More ‘Green Jobs’ Are On The Horizon In Texas, But Will They Be More Lucrative?

A New York Times reporter who covers labor says jobs in trendy fields like solar energy might lack unionization and competitive wages.

By Alexandra HartJuly 21, 2021 3:05 pm, ,

Green energy sources like solar power are having a moment in Texas, driven partly by February’s winter storm and subsequent grid failure. Sales for home solar panels have been on the rise this year. And, of course, Elon Musk recently announced that he’s planning on building the first Tesla solar neighborhood in Southeast Austin.

But sustainable energy jobs aren’t necessarily paying sustainable wages for workers.

“The level of unionization, the rate of unionization, in a lot of these new green industries – wind, solar, battery storage – they’re much lower than traditional energy industries,” said Noam Scheiber, New York Times reporter covering workplace issues. “If you go to a coal- power-generation plant or a gas-power-generation plant, unionization rates tend to be pretty high there. And as a result, the wages and benefits tend to be pretty high, too.”
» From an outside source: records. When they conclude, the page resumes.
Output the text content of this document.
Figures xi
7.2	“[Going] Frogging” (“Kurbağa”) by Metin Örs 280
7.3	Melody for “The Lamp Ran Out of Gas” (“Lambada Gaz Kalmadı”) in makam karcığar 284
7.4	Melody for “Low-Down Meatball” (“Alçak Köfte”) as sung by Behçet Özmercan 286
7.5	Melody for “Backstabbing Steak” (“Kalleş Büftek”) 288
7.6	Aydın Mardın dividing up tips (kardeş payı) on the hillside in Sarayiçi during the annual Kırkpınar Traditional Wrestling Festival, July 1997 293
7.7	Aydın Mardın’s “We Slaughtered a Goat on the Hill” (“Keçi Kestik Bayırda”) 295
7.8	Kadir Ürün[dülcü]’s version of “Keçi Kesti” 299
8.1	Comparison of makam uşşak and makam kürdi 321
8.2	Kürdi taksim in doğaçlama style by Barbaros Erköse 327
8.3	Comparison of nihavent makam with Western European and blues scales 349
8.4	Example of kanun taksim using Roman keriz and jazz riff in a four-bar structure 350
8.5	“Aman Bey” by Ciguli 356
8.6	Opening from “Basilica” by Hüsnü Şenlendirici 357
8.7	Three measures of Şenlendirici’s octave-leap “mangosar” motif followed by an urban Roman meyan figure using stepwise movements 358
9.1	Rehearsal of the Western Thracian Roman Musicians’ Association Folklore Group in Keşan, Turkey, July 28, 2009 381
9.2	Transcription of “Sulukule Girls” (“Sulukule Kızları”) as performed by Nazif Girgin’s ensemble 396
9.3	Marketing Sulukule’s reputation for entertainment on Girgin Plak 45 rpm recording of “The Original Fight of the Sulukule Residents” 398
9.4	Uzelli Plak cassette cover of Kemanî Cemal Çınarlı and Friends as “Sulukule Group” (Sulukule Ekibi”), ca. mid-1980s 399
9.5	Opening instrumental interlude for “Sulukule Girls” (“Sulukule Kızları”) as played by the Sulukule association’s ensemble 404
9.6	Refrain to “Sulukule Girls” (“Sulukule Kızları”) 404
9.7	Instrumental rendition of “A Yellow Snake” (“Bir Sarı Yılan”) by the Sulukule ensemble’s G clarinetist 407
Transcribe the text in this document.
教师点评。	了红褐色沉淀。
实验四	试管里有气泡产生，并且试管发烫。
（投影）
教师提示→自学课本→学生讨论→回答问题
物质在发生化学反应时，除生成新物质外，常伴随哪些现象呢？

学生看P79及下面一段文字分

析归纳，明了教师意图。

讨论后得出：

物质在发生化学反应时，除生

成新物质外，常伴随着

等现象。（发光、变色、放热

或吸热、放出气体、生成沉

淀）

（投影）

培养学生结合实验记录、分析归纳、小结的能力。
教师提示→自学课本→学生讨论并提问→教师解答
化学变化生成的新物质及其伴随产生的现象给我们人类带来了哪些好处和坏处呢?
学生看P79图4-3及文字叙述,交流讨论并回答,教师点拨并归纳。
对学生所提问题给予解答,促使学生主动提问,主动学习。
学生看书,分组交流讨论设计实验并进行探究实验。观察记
On why unionization rates are lower in green energy jobs:

“In the same way that the auto industry wasn’t unionized in the early 20th century, and it took a lot of work and a lot of resources, a lot of defeats to unionize that industry, we’re kind of at a similar point in this industry. So that’s part of it. But the economics are also somewhat different,” Schebier said. “If you’re in a fossil-fuel-generated plant … because you’re regulated, you’re guaranteed to get your 10% return on equity once you’ve built that as long as the Public Utility Commission signs off on the cost as reasonable.”

That means, he says, fossil fuel-based energy companies have less incentive to “squeeze” labor costs. Solar and wind utility companies, on the other hand, purchase power from third-party owner-operators, who do have an incentive to keep labor costs down.

On what we can learn from previous governmental green jobs programs:

“The Obama administration pushed for some $90 billion in subsidies for green energy, green jobs. And that’s really our biggest experiment in this country ever with subsidizing jobs in this space. There’s an economist at Syracuse University named David Popp who, with three other colleagues, took a really close look at the jobs that legislation created and found that it created about a million jobs a year for several years after the Recovery Act passed,” Scheiber said.

But he says researchers also found so-called green jobs didn’t really lead to an increase in workers’ wages.

“So, if you were working at Amazon and then left Amazon and you decided to take a weatherization job, you know, retrofitting buildings at homes to make them more energy efficient, your wages, on balance, did not go up at all,” Scheiber said.

On how lawmakers are trying increase wages for green jobs:

“[President] Joe Biden himself has said that he wants to, as much as possible, ensure that these pay so-called prevailing wages, which is kind of a sort of minimum wage that the Department of Labor sets by locality for each type of job imaginable, basically. So that would be kind of a living wage in these different renewable jobs, these different green jobs,” Scheiber said.

Companies could also set up project labor agreements, he says, which make it easy for workers to unionize before a construction project gets underway.

“The problem with both of those ideas, even though they’ve worked in different construction trades for decades, it’s not clear that the Democrats can enact that in the Senate,” Scheiber said.